OV: Neue Hörer:innen hören vermutlich eher rein, wenn sie direkte Vergleiche/Beispiele haben. So funktioniert am Ende ja auch der Algorithmus.

Jojo: Ja, voll. Und man kriegt ja bei TikTok und Instagram immer mal wieder Videos, in denen Leute ihre Musik bewerben mit "Hey, du magst das, das und das. Dann hör dir mal das an!”. Man fühlt sich in einer bestimmten Sparte ja auch wohl, dann ist es ja cool, dort neue Sachen vorgestellt zu bekommen.

 

OV: Zum Stichwort “Inspiration” - viele Leute haben in euren Kommentaren geschrieben, dass sie sich durch die Texte verstanden und gesehen fühlen. Gibt es für dich auch Musiker:innen/Bands, die dich auch auf diese Art abholen oder dein Safe Space sind?

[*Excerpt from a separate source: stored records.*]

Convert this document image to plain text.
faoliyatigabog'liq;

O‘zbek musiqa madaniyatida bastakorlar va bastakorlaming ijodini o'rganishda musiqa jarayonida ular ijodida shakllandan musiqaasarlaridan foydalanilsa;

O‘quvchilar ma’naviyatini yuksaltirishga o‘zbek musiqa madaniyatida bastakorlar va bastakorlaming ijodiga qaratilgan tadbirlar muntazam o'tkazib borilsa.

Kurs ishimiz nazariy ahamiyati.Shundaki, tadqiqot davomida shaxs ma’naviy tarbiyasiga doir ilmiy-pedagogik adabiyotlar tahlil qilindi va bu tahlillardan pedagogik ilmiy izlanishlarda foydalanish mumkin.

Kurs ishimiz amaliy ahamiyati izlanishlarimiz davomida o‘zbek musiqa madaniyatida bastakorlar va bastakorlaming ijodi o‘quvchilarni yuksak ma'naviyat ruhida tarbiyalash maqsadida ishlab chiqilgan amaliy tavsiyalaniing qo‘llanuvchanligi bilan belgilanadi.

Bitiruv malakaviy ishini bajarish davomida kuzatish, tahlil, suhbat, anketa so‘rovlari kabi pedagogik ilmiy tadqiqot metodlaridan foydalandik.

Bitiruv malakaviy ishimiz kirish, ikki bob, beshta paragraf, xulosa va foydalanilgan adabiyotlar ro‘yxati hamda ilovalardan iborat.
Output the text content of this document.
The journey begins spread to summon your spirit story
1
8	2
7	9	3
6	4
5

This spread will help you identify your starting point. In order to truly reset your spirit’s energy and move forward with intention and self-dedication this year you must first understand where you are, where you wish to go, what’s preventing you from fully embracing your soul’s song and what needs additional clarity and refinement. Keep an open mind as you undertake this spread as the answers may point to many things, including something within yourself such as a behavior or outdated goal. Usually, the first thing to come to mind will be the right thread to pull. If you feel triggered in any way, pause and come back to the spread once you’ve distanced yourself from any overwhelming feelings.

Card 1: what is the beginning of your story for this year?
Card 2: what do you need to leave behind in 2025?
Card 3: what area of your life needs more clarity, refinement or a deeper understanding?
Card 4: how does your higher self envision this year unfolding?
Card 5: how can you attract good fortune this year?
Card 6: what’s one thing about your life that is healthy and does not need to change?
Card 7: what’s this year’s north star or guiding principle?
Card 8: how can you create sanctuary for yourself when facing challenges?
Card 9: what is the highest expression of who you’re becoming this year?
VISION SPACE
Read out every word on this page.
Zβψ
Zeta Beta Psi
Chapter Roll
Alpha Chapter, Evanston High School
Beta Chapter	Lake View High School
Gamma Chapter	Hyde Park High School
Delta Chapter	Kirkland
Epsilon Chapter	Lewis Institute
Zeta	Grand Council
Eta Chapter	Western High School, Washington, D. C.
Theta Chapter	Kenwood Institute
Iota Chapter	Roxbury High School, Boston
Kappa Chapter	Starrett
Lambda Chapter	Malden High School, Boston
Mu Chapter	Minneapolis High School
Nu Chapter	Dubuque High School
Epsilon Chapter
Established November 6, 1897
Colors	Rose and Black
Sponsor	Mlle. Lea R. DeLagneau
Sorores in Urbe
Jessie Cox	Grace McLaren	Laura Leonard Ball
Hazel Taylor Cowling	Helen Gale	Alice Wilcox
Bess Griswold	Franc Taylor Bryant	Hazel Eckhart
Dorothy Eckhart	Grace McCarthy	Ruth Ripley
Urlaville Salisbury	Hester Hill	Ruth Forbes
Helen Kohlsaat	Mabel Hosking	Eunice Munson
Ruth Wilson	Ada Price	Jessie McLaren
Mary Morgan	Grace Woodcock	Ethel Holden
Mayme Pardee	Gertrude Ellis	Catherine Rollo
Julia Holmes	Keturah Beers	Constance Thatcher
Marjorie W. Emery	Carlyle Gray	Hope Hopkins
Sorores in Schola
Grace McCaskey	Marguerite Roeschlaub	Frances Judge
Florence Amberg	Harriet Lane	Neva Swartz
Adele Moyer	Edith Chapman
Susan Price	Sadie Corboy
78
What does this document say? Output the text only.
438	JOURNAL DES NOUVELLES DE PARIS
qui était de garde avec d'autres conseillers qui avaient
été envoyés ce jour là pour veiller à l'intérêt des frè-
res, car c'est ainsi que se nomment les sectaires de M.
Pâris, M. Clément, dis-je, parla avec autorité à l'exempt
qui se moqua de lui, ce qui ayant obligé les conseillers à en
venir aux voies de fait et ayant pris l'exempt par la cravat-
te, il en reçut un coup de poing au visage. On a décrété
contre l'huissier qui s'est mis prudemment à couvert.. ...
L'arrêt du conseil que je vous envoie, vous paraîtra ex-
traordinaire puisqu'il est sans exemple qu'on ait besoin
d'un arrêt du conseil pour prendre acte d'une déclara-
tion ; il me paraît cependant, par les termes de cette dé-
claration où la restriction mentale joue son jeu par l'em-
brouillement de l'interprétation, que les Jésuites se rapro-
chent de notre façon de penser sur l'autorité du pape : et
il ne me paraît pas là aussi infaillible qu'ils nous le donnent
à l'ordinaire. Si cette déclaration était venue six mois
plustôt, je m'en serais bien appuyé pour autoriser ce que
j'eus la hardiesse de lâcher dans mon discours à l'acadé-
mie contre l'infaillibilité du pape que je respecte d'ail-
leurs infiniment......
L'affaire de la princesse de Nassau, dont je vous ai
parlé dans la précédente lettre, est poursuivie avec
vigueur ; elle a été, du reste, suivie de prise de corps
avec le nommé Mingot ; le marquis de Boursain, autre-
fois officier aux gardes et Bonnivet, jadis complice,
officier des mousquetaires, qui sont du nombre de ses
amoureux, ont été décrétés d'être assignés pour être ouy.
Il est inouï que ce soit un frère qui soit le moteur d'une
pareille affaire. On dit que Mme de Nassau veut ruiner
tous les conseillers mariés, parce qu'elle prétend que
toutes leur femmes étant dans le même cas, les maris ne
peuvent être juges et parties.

Jojo: Auf jeden Fall. Es gibt vor allem in der Rap Szene einige, die ich sehr cool finde und bestimmt unbewusst Sachen abgucke. Fabian Römer taucht immer wieder in Vergleichen von anderen auf und da fühle ich mich super wohl mit. Fabian Römer mag ich sehr sehr gerne. Auch seine Art zu schreiben löst das bei mir aus. “Ey der beschreibt gerade genau das was in mir vorgeht”. Lance Butters hat das auch sehr oft. Von dem hör ich auch viele Sachen. Von aktuelleren Sachen fällt mir Schmyt ein, der das auch super gut macht. Es ist ja die Kunst, einfache Sachen schön zu beschreiben, ohne sich zu verkünsteln, ohne einen Roman schreiben zu müssen. In zwei, drei Sätzen auf den Punkt gebracht und sofort den Kern in einem berührt. Paula Hartmann gefällt mir auch sehr gut. Sie hat auch eine krasse Art zu schreiben.

 

OV: Fühlst du dich dann generell eher wohler in der Deutschrap Szene?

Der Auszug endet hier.